New president must make long-term commitment

In 1869, Maj. John Wesley Powell did what many said was impossible. He navigated the dangerously churning rapids of the Colorado River through its most inhospitable terrain – the Grand Canyon. In a way, Mark Yudof is like Major Powell. He was forced to navigate the future of the University through turbulent times, strewn with unknowns and the sound of raging waters constantly reverberating amongst the canyon walls – namely, his critics in the media. And like Powell, who had lost an arm in the civil war, Yudof was forced to lead the University with only one arm as the other was held behind his back in wrestling fashion by Governor Turnbuckle and a state Legislature that cut his budget requests.

But now our captain is leaving and we are faced with the difficult task of finding a new president who can keep up with Yudof’s exemplary ghost – an enigma that will remain long after he has left. And not only keep up, but perhaps with hindsight mend some of the mistakes Yudof made in his five years at the University.

The regents are looking for this someone and have given a preliminary list of three ideal characteristics – visionary, good manager and a person who understands the values of Minnesota. And while these all seem good, there are some traits we’d like our new president to have.

Perhaps the most important is the ability to step into the role of leader and carry forward where Yudof left off. The new president will need to continue the momentum Yudof started, bringing the garden Yudof sowed to fruition. Otherwise, we jeopardize losing the labor of the last five years. Yet at the same time, the new president must meld his own ideas into the progression of the University and mend Yudof’s errors.

However, the president chosen should be no slave to Yudof’s ghost. The president must have new goals and do what Yudof did not – stick around to reap the benefits.
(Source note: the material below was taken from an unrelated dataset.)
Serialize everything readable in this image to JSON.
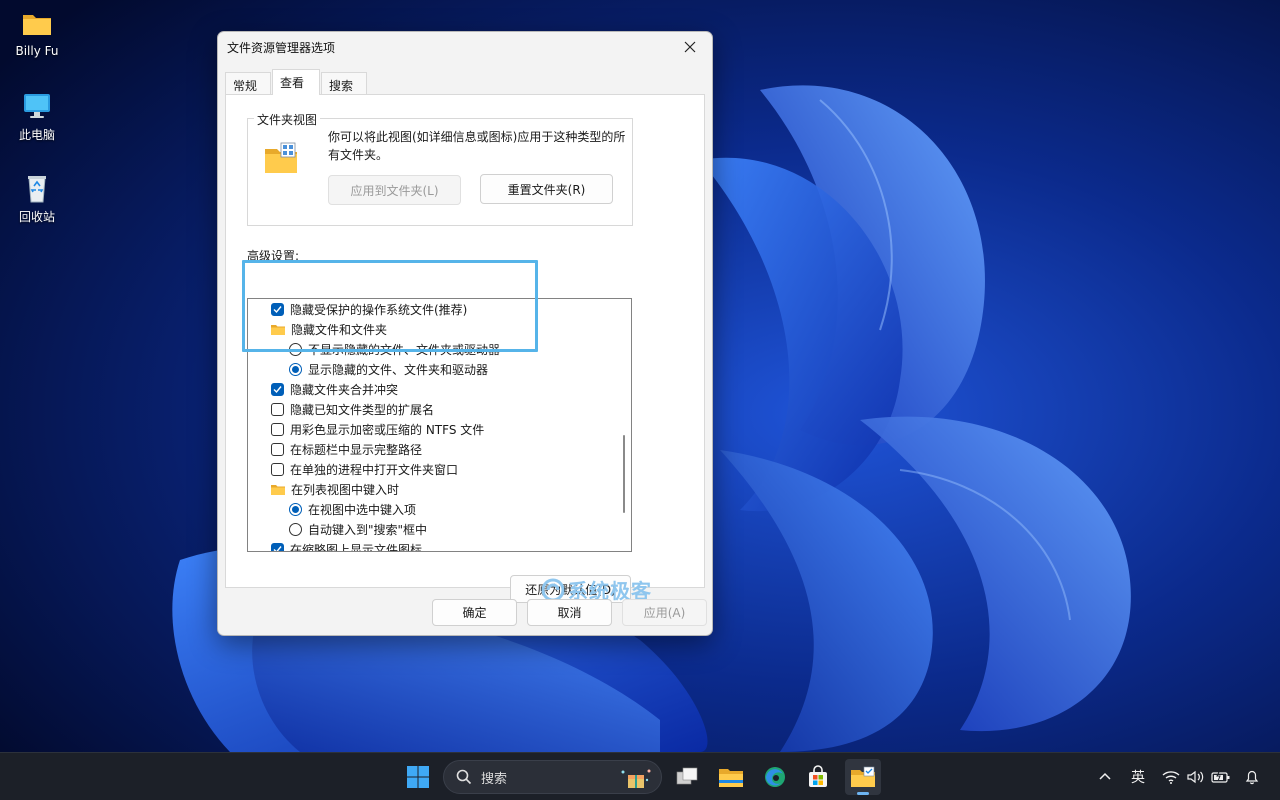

An important and regrettable requirement is one that Thomas Paine might have called a necessary fluency with evil. The president will need to be a savvy politician. It became clear during Yudof’s reign that the position of president was as much about politicking on behalf of the University as it was about providing direction. If the University is to continue to grow, or even maintain its current level, it will need the support and subsequent funding that politicians provide.

However, funding alone will not bring prosperity to the University. The money must be allocated effectively, converting dollars into progression. For this to take place the president must be able to prioritize the needs and goals of the University. Yudof showed us how valuable this trait was. He advanced the University by heavily funding cutting-edge fields such as digital technology and cellular and molecular biology, which brought recognition and private money onto campus. And with the current funding shortages, it is important the new president has a knack for selecting what academic investments earn students and the University the best bang for their buck.

So the incoming president will need to know how to make a budget stretch. The last two tuition hikes were substantial and came in quick succession. Another increase would undermine the University’s goal of making its knowledge accessible to all students because many would be unable to afford it. Financial resourcefulness should be a requirement.

In the athletics department where grade point averages have traditionally been low, student-athletes need to be pushed harder to get a good education, putting their long-term interests over the University’s win-loss record. And in serving the interest of all students, the president must stop the drain on academic funding that has resulted from the athletics budget deficit. Still, after the men’s golf team won the NCAA national championship there are many people who reasonably believe the team shouldn’t be cut. If the president was able to delineate just what it was that sports teams have to measure up to – both academically and financially – it would give coaches, players and fans the ability to make sure these goals were met.

Yudof’s contentious 13-credit minimum plan wasn’t the best solution to improve six-year graduation rates, and a better one needs to be formed. The incoming president needs to have clear ideas and goals on what will help students graduate earlier. Requiring students to take 13 credits makes it more difficult for them to hold down part-time jobs to pay rising tuition costs. Students deserve the best possible solution and not some quick fix whose apparent foundation asserts that students are entirely to blame. The president needs to recognize and address the needed changes in the University’s infrastructure that will expedite student graduation. It is not an easy challenge and might prove a big test of the new president.

Yudof gave us five overall good years, but that might not have been long enough. At a time when university presidents are looking more like CEOs and CEOs more like short-term opportunists, it would be advantageous to have a president committed to long-term growth and who is willing to see it through to the end. This might mean hiring locally. Interim President Robert Bruininks has been at the University for more than 30 years, but he has said he won’t pursue the permanent position. The regents need to continue looking for local leaders. There is certainly no need to start looking elsewhere until the pool of local candidates has been exhausted. If the University acquired someone of Yudof’s caliber who stayed on for at least 10 years, the quality of education and campus life here might truly become one of the 10 best in the nation.

The regents’ task in finding a new president to navigate these waters is not an easy one, and choosing someone who has been along for the ride might prove favorable. Regardless of origin, the new captain of our ship will need all these characteristics to progress the University through future rapids.